Smart city buzzwords bring no trust or confidence in 2018

Last week, Sidewalk Labs and Waterfront Toronto hosted their second public meeting. Sidewalk Toronto is the name of the joint venture they have created to build a new community from the internet up on a 12-acre piece of land on Toronto's eastern waterfront, a neighbourhood known as Quayside. The project has been framed as an experiment from day one: a chance to explore new opportunities and technologies including driverless cars, sustainable building materials and a new energy grid.

Concept art highlighting amenities at Sidewalk Labs' proposed smart city development.
Sidewalk Labs
Concept art highlighting amenities at Sidewalk Labs' proposed smart city development.

Experimenting with the public systems that support human life in a democratic society is not, however, a task to undertake lightly, and demands immense transparency of process.

As the two project leads Waterfront Toronto (a tri-partite government agency) and Sidewalk Labs (sister company to Google) have said, the idea is to create a plan together in consultation with the residents of Toronto for a smart city neighbourhood built from the Internet up — a data-driven neighbourhood and an innovation hub bursting with economic development potential. But the degree to which no one at Sidewalk Labs or Waterfront Toronto appears to know what is going on with the project is alarming. There is no clarity on the business model, nor any specifics on the products and services proposed, which is out of step with the extensive proposal that Sidewalk Labs submitted to win the bid.

We aren't getting much more than general urban planning platitudes and jargon.

One would think we'd know what Sidewalk Labs' plan is by now. We should at least be engaged in an intensive public education campaign on hard topics such as data literacy, privacy as a public good, data and digital infrastructure and data ownership and access. But we aren't getting much more than general urban planning platitudes and jargon.

Meanwhile, Infrastructure Canada has a Smart City Challenge currently underway. A range of Canadian cities, towns, and regions have recently submitted their bids to compete for $50 million dollars in federal funding for their smart city plans. These plans are due to become public in mid-May, which will provide tangible inputs for discussion and public engagement on the hard topics that need attention — data literacy, privacy as a public good, data and digital infrastructure and ownership, and so on.

It's telling that public sector employees across Canada were able to coordinate within large and strained work environments to put pen to paper and submit smart city plans for entire municipalities, yet a vendor and a government agency with $50 million committed to the idea can't do the same for a 12-acre plot of land.

Toronto's portlands, where Sidewalk Labs has proposed its smart city project.
David Cooper via Getty Images
Toronto's portlands, where Sidewalk Labs has proposed its smart city project.

Permissionless innovation

Rather than share a plan, or even a draft plan, both Waterfront Toronto and Sidewalk Labs continue to chant that this project is an "experiment." At both public meetings so far, project representatives have been unable to articulate a business model. They did poll the community for thoughts on mobility and affordable housing, and talked about energy studies that have recently been commissioned by their team. At 50 per cent of the way into the consultation, the lack of detail on any semblance of a plan has gone from sounding somewhat surprising to negligent.

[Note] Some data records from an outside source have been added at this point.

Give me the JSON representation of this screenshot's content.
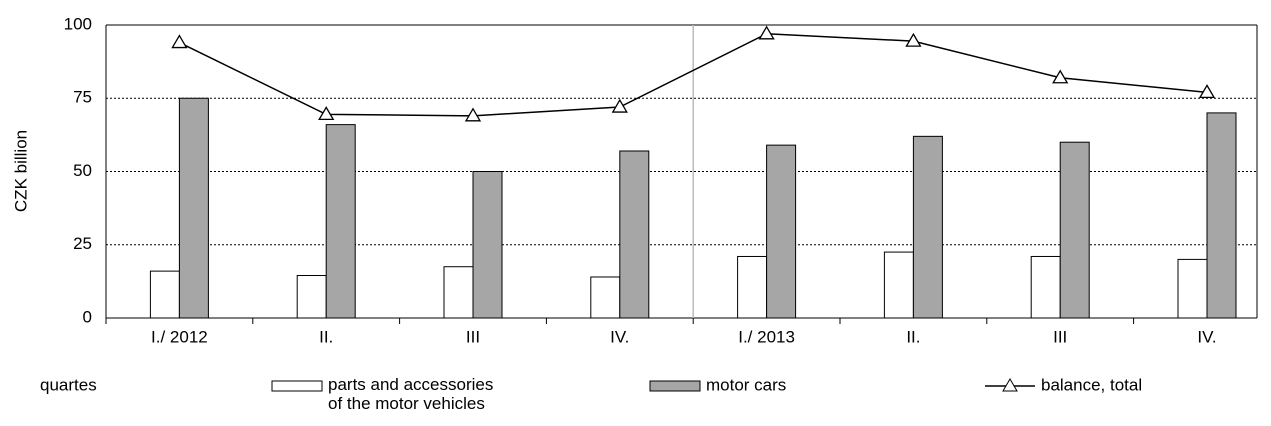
{
  "chart_data": {
    "type": "bar",
    "y_label": "CZK billion",
    "x_label": "quartes",
    "categories": [
      "I./ 2012",
      "II.",
      "III",
      "IV.",
      "I./ 2013",
      "II.",
      "III",
      "IV."
    ],
    "series": [
      {
        "name": "parts and accessories\nof the motor vehicles",
        "color": "#ffffff",
        "type": "bar",
        "values": [
          16,
          14.5,
          17.5,
          14,
          21,
          22.5,
          21,
          20
        ]
      },
      {
        "name": "motor cars",
        "color": "#a6a6a6",
        "type": "bar",
        "values": [
          75,
          66,
          50,
          57,
          59,
          62,
          60,
          70
        ]
      },
      {
        "name": "balance, total",
        "color": "#000000",
        "type": "line",
        "values": [
          94,
          69.5,
          69,
          72,
          97,
          94.5,
          82,
          77
        ]
      }
    ],
    "ylim": [
      0,
      100
    ],
    "yticks": [
      0,
      25,
      50,
      75,
      100
    ],
    "grid": true
  }
}
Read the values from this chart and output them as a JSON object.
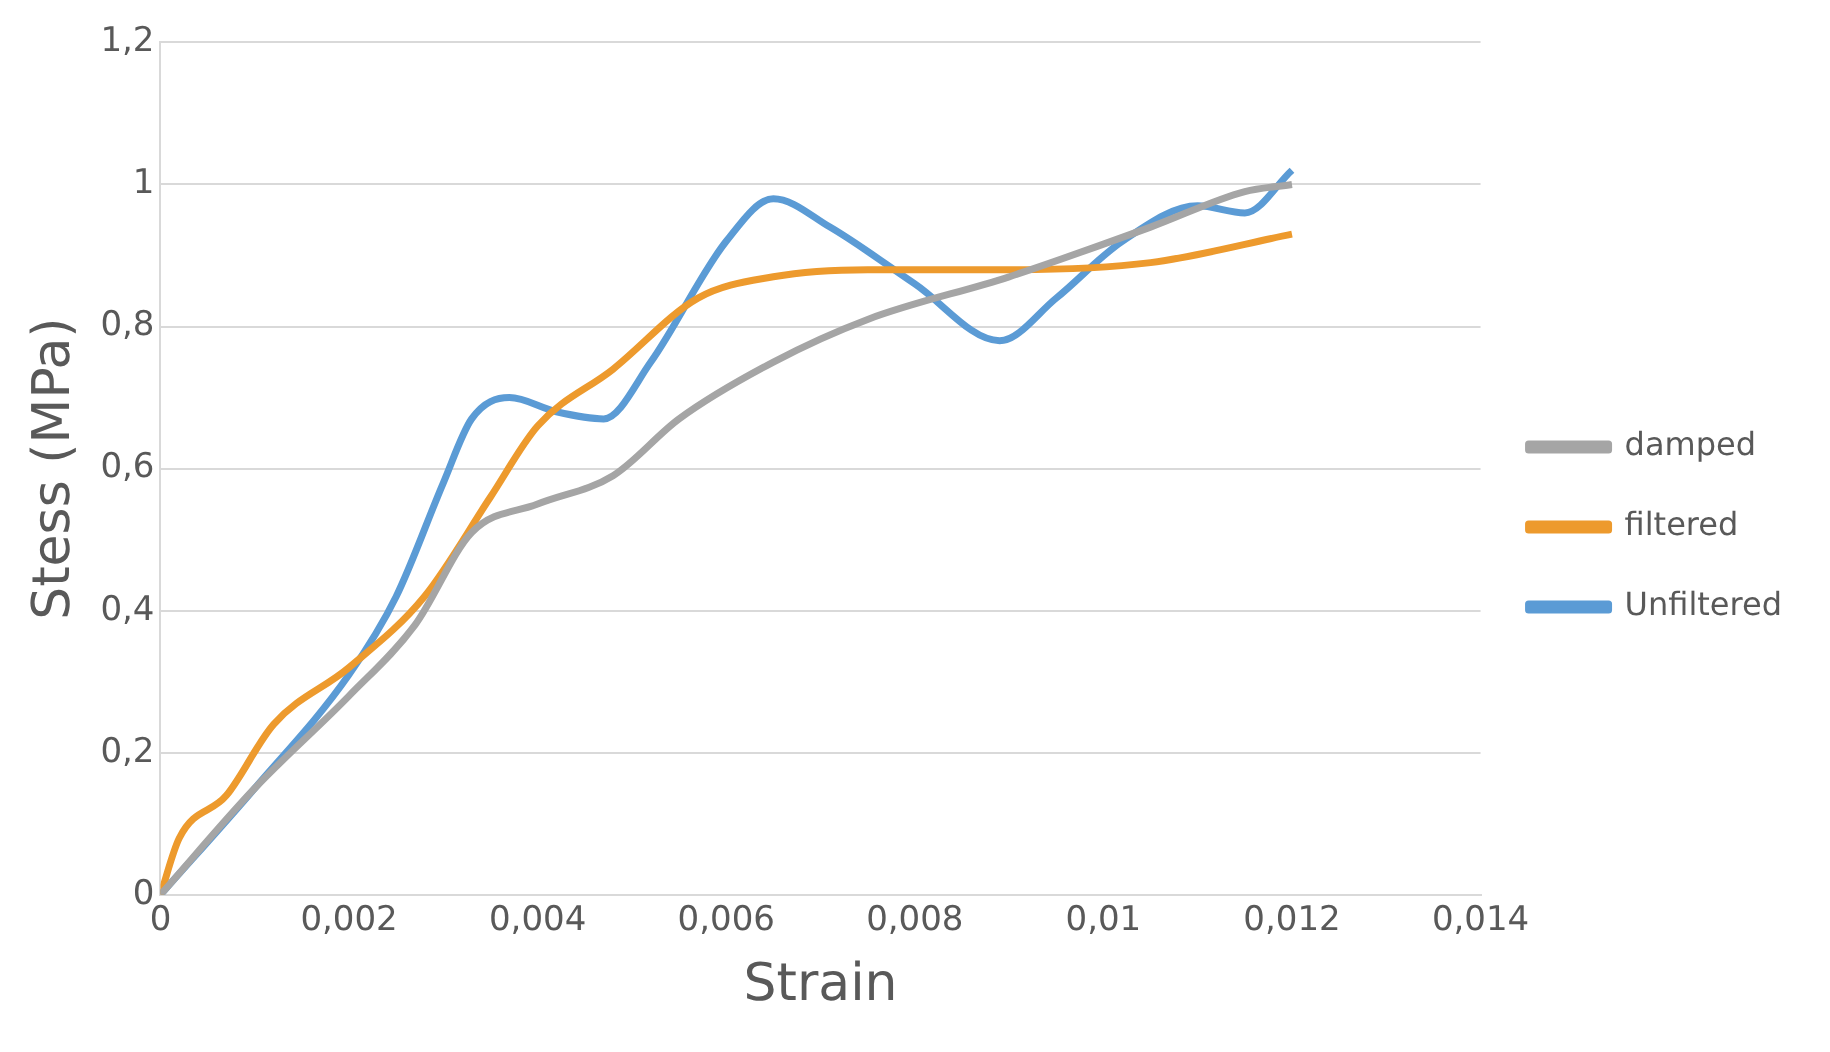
{
  "chart_data": {
    "type": "line",
    "xlabel": "Strain",
    "ylabel": "Stess (MPa)",
    "xlim": [
      0,
      0.014
    ],
    "ylim": [
      0,
      1.2
    ],
    "xticks": [
      0,
      {
        "value": 0.002,
        "label": "0,002"
      },
      {
        "value": 0.004,
        "label": "0,004"
      },
      {
        "value": 0.006,
        "label": "0,006"
      },
      {
        "value": 0.008,
        "label": "0,008"
      },
      {
        "value": 0.01,
        "label": "0,01"
      },
      {
        "value": 0.012,
        "label": "0,012"
      },
      {
        "value": 0.014,
        "label": "0,014"
      }
    ],
    "yticks": [
      0,
      {
        "value": 0.2,
        "label": "0,2"
      },
      {
        "value": 0.4,
        "label": "0,4"
      },
      {
        "value": 0.6,
        "label": "0,6"
      },
      {
        "value": 0.8,
        "label": "0,8"
      },
      1,
      {
        "value": 1.2,
        "label": "1,2"
      }
    ],
    "grid": "y",
    "legend": "right",
    "marker": "none",
    "line_style": "solid",
    "series": [
      {
        "name": "damped",
        "color": "#a5a5a5",
        "x": [
          0,
          0.001,
          0.002,
          0.0027,
          0.0033,
          0.004,
          0.0048,
          0.0055,
          0.0065,
          0.0075,
          0.009,
          0.0105,
          0.0115,
          0.012
        ],
        "values": [
          0,
          0.15,
          0.28,
          0.38,
          0.51,
          0.55,
          0.59,
          0.67,
          0.75,
          0.81,
          0.87,
          0.94,
          0.99,
          1.0
        ]
      },
      {
        "name": "filtered",
        "color": "#ed9a2d",
        "x": [
          0,
          0.0002,
          0.0007,
          0.0012,
          0.002,
          0.0028,
          0.0035,
          0.004,
          0.0048,
          0.0057,
          0.0065,
          0.0075,
          0.009,
          0.0105,
          0.012
        ],
        "values": [
          0,
          0.08,
          0.14,
          0.24,
          0.32,
          0.42,
          0.56,
          0.66,
          0.74,
          0.84,
          0.87,
          0.88,
          0.88,
          0.89,
          0.93
        ]
      },
      {
        "name": "Unfiltered",
        "color": "#5b9bd5",
        "x": [
          0,
          0.001,
          0.002,
          0.0025,
          0.003,
          0.0033,
          0.0037,
          0.0042,
          0.0047,
          0.0052,
          0.006,
          0.0065,
          0.0071,
          0.008,
          0.0089,
          0.0095,
          0.0102,
          0.011,
          0.0115,
          0.012
        ],
        "values": [
          0,
          0.15,
          0.31,
          0.42,
          0.58,
          0.67,
          0.7,
          0.68,
          0.67,
          0.75,
          0.92,
          0.98,
          0.94,
          0.86,
          0.78,
          0.84,
          0.92,
          0.97,
          0.96,
          1.02
        ]
      }
    ]
  }
}
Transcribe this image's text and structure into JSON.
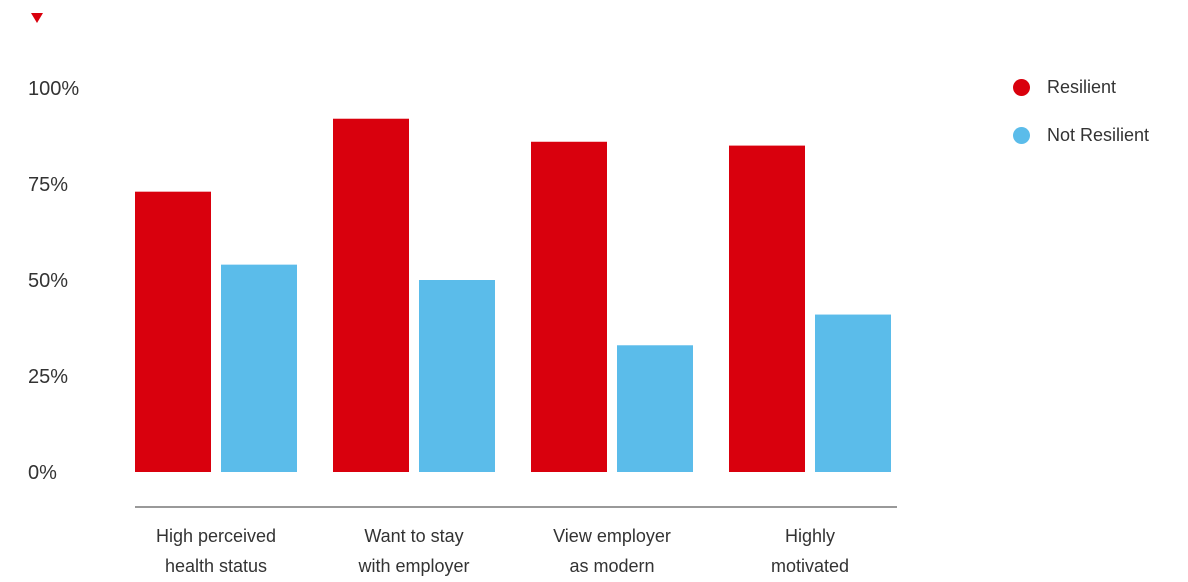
{
  "colors": {
    "resilient": "#d9000d",
    "not_resilient": "#5bbcea",
    "axis": "#333333"
  },
  "marker_icon": "triangle-down-icon",
  "legend": {
    "items": [
      {
        "label": "Resilient",
        "color": "#d9000d"
      },
      {
        "label": "Not Resilient",
        "color": "#5bbcea"
      }
    ]
  },
  "chart_data": {
    "type": "bar",
    "categories": [
      [
        "High perceived",
        "health status"
      ],
      [
        "Want to stay",
        "with employer"
      ],
      [
        "View employer",
        "as modern"
      ],
      [
        "Highly",
        "motivated"
      ]
    ],
    "series": [
      {
        "name": "Resilient",
        "values": [
          73,
          92,
          86,
          85
        ]
      },
      {
        "name": "Not Resilient",
        "values": [
          54,
          50,
          33,
          41
        ]
      }
    ],
    "yticks": [
      "0%",
      "25%",
      "50%",
      "75%",
      "100%"
    ],
    "ylim": [
      0,
      100
    ],
    "grid": false,
    "legend_position": "top-right"
  }
}
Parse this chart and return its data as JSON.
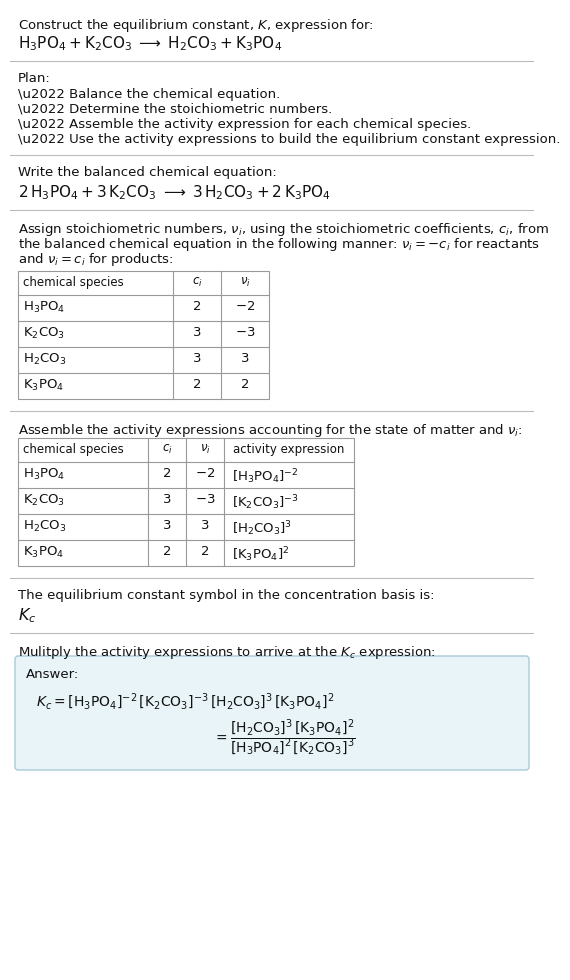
{
  "bg_color": "#ffffff",
  "title_line1": "Construct the equilibrium constant, $K$, expression for:",
  "title_line2": "$\\mathrm{H_3PO_4 + K_2CO_3 \\;\\longrightarrow\\; H_2CO_3 + K_3PO_4}$",
  "plan_header": "Plan:",
  "plan_bullets": [
    "\\u2022 Balance the chemical equation.",
    "\\u2022 Determine the stoichiometric numbers.",
    "\\u2022 Assemble the activity expression for each chemical species.",
    "\\u2022 Use the activity expressions to build the equilibrium constant expression."
  ],
  "balanced_header": "Write the balanced chemical equation:",
  "balanced_eq": "$\\mathrm{2\\,H_3PO_4 + 3\\,K_2CO_3 \\;\\longrightarrow\\; 3\\,H_2CO_3 + 2\\,K_3PO_4}$",
  "stoich_lines": [
    "Assign stoichiometric numbers, $\\nu_i$, using the stoichiometric coefficients, $c_i$, from",
    "the balanced chemical equation in the following manner: $\\nu_i = -c_i$ for reactants",
    "and $\\nu_i = c_i$ for products:"
  ],
  "table1_headers": [
    "chemical species",
    "$c_i$",
    "$\\nu_i$"
  ],
  "table1_rows": [
    [
      "$\\mathrm{H_3PO_4}$",
      "2",
      "$-2$"
    ],
    [
      "$\\mathrm{K_2CO_3}$",
      "3",
      "$-3$"
    ],
    [
      "$\\mathrm{H_2CO_3}$",
      "3",
      "3"
    ],
    [
      "$\\mathrm{K_3PO_4}$",
      "2",
      "2"
    ]
  ],
  "activity_intro": "Assemble the activity expressions accounting for the state of matter and $\\nu_i$:",
  "table2_headers": [
    "chemical species",
    "$c_i$",
    "$\\nu_i$",
    "activity expression"
  ],
  "table2_rows": [
    [
      "$\\mathrm{H_3PO_4}$",
      "2",
      "$-2$",
      "$[\\mathrm{H_3PO_4}]^{-2}$"
    ],
    [
      "$\\mathrm{K_2CO_3}$",
      "3",
      "$-3$",
      "$[\\mathrm{K_2CO_3}]^{-3}$"
    ],
    [
      "$\\mathrm{H_2CO_3}$",
      "3",
      "3",
      "$[\\mathrm{H_2CO_3}]^{3}$"
    ],
    [
      "$\\mathrm{K_3PO_4}$",
      "2",
      "2",
      "$[\\mathrm{K_3PO_4}]^{2}$"
    ]
  ],
  "kc_intro": "The equilibrium constant symbol in the concentration basis is:",
  "kc_symbol": "$K_c$",
  "multiply_intro": "Mulitply the activity expressions to arrive at the $K_c$ expression:",
  "answer_box_color": "#e8f4f8",
  "answer_box_border": "#a8ccd8",
  "table_border_color": "#999999",
  "sep_color": "#bbbbbb",
  "fs": 9.5
}
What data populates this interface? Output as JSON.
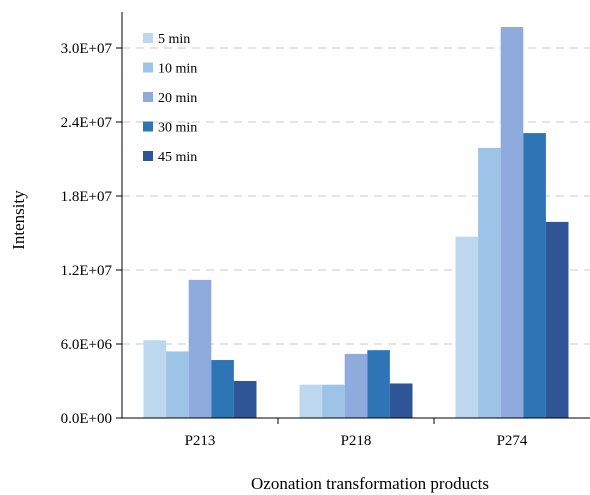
{
  "chart_data": {
    "type": "bar",
    "categories": [
      "P213",
      "P218",
      "P274"
    ],
    "series": [
      {
        "name": "5 min",
        "color": "#bdd7ee",
        "values": [
          6300000,
          2700000,
          14700000
        ]
      },
      {
        "name": "10 min",
        "color": "#9dc3e6",
        "values": [
          5400000,
          2700000,
          21900000
        ]
      },
      {
        "name": "20 min",
        "color": "#8faadc",
        "values": [
          11200000,
          5200000,
          31700000
        ]
      },
      {
        "name": "30 min",
        "color": "#2e75b6",
        "values": [
          4700000,
          5500000,
          23100000
        ]
      },
      {
        "name": "45 min",
        "color": "#2f5597",
        "values": [
          3000000,
          2800000,
          15900000
        ]
      }
    ],
    "xlabel": "Ozonation transformation products",
    "ylabel": "Intensity",
    "ylim": [
      0,
      30000000
    ],
    "yticks": [
      0,
      6000000,
      12000000,
      18000000,
      24000000,
      30000000
    ],
    "ytick_labels": [
      "0.0E+00",
      "6.0E+06",
      "1.2E+07",
      "1.8E+07",
      "2.4E+07",
      "3.0E+07"
    ],
    "grid": "horizontal-dashed",
    "legend_position": "top-left"
  }
}
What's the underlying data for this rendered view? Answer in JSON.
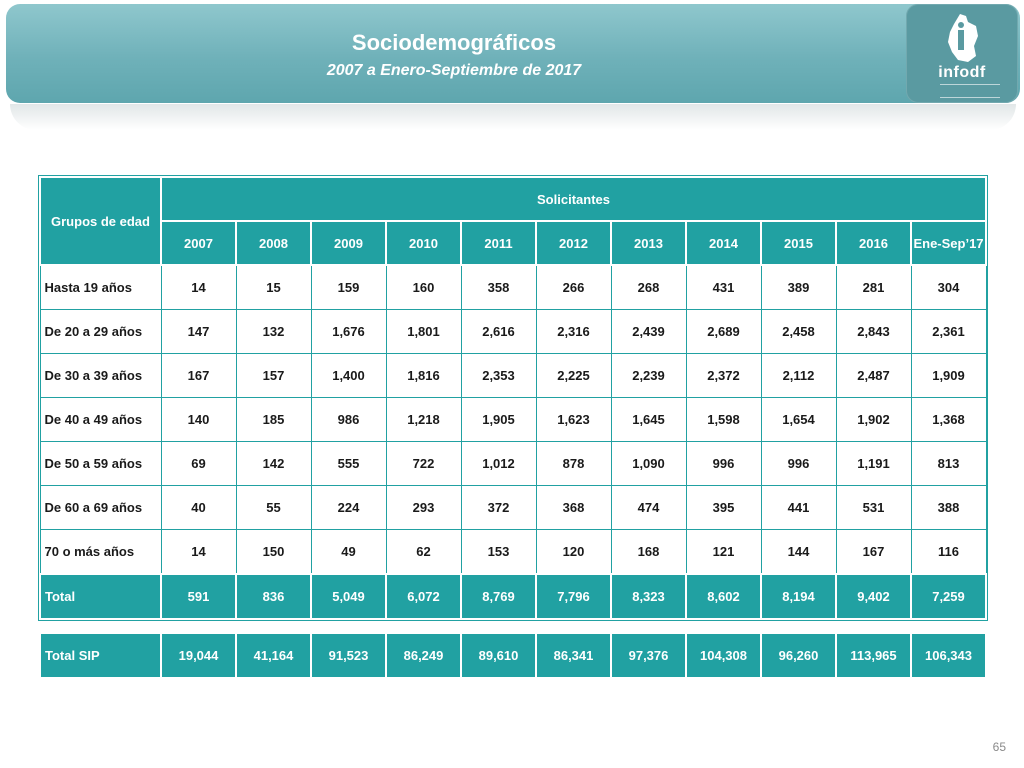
{
  "header": {
    "title": "Sociodemográficos",
    "subtitle": "2007 a Enero-Septiembre de 2017",
    "logo_text": "infodf"
  },
  "table": {
    "row_header_label": "Grupos de edad",
    "group_header": "Solicitantes",
    "columns": [
      "2007",
      "2008",
      "2009",
      "2010",
      "2011",
      "2012",
      "2013",
      "2014",
      "2015",
      "2016",
      "Ene-Sep’17"
    ],
    "rows": [
      {
        "label": "Hasta 19 años",
        "values": [
          "14",
          "15",
          "159",
          "160",
          "358",
          "266",
          "268",
          "431",
          "389",
          "281",
          "304"
        ]
      },
      {
        "label": "De 20 a 29 años",
        "values": [
          "147",
          "132",
          "1,676",
          "1,801",
          "2,616",
          "2,316",
          "2,439",
          "2,689",
          "2,458",
          "2,843",
          "2,361"
        ]
      },
      {
        "label": "De 30 a 39 años",
        "values": [
          "167",
          "157",
          "1,400",
          "1,816",
          "2,353",
          "2,225",
          "2,239",
          "2,372",
          "2,112",
          "2,487",
          "1,909"
        ]
      },
      {
        "label": "De 40 a 49 años",
        "values": [
          "140",
          "185",
          "986",
          "1,218",
          "1,905",
          "1,623",
          "1,645",
          "1,598",
          "1,654",
          "1,902",
          "1,368"
        ]
      },
      {
        "label": "De 50 a 59 años",
        "values": [
          "69",
          "142",
          "555",
          "722",
          "1,012",
          "878",
          "1,090",
          "996",
          "996",
          "1,191",
          "813"
        ]
      },
      {
        "label": "De 60 a 69 años",
        "values": [
          "40",
          "55",
          "224",
          "293",
          "372",
          "368",
          "474",
          "395",
          "441",
          "531",
          "388"
        ]
      },
      {
        "label": "70 o más años",
        "values": [
          "14",
          "150",
          "49",
          "62",
          "153",
          "120",
          "168",
          "121",
          "144",
          "167",
          "116"
        ]
      }
    ],
    "total": {
      "label": "Total",
      "values": [
        "591",
        "836",
        "5,049",
        "6,072",
        "8,769",
        "7,796",
        "8,323",
        "8,602",
        "8,194",
        "9,402",
        "7,259"
      ]
    },
    "total_sip": {
      "label": "Total SIP",
      "values": [
        "19,044",
        "41,164",
        "91,523",
        "86,249",
        "89,610",
        "86,341",
        "97,376",
        "104,308",
        "96,260",
        "113,965",
        "106,343"
      ]
    }
  },
  "footer": {
    "page_number": "65"
  },
  "colors": {
    "teal": "#21a1a2",
    "banner": "#6fb1b9",
    "text": "#1a1a1a"
  }
}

This can't stay vague any longer.

Sidewalk Labs says its strength as a firm is its capacity to bridge the gap between technologists and urban planners. Yet for these marketing statements, no products or services have emerged. For anyone that isn't watching the technology sector, the economy of the technology industry is in an ethics crisis and it won't be solved quickly. Allowing and enabling tech companies the freedom to play fast and loose with their words and plans for real estate and public space in this context is foolish. Without up-to-date and democratically informed policies or laws to manage these smart city ventures, it's also dangerous.

Surveillance, infrastructure and control

The narrative that has won the day to date, in terms of media attention, is privacy. Buoyed by Facebook and the Cambridge Analytica scandal, public awareness of the potential negative impacts of data collection and use is high. And while privacy and surveillance are two very real related concerns, they are but one arm of a many-armed problem set looming with this deal. Less discussed but of the same level of importance is data ownership, infrastructure, and the potential privatization of public services and utilities. Not having produced a business plan is bad for many reasons, but most critically it's because one cannot see exactly how a company that may have a persistent long-term stake in the City of Toronto is trying to entrench itself in the delivery of public services.

Sidewalk Labs

To be repeated endlessly from here on out: Sidewalk Labs does not have the history or reputation to be at the table for talks about "infrastructure," and yet they continue to use the word without expanding on what it means. Infrastructure is critical to a city's operations. This can't stay vague any longer. There is a looming election in Ontario where Hydro One is a lightning rod issue. Whatever public/private ideas are being floated for Toronto's waterfront through this deal need to be named and surfaced, and that needs to happen now.

Extend the project timeline until spring 2019

The federal government, the province, and all Canadian cities have been and continue to work hard and fast on the policy side to catch up on the standards and rules needed to manage technology in cities and elsewhere in the country. Their work will continue this year and hopefully set cities up well to be in an authoritative position to buy or build new technology products with a democratic mandate that Sidewalk Toronto has yet to receive.

Sidewalk Toronto continues to fail on earning trust due to their inability to come forward with details that anyone could meaningfully run a public consultation on. The project team has a chance to make a course correction and fix its timeline by extending the project to be complete in the Spring of 2019. It can bring its draft plan forward in the fall as recently stated. From there it can then hold another few rounds of public meetings and conduct broader public education and engagement to ensure the plan and its implications are understood and also to adhere to new democratically informed policy.

Sidewalk Toronto needs to slow down to smarten up.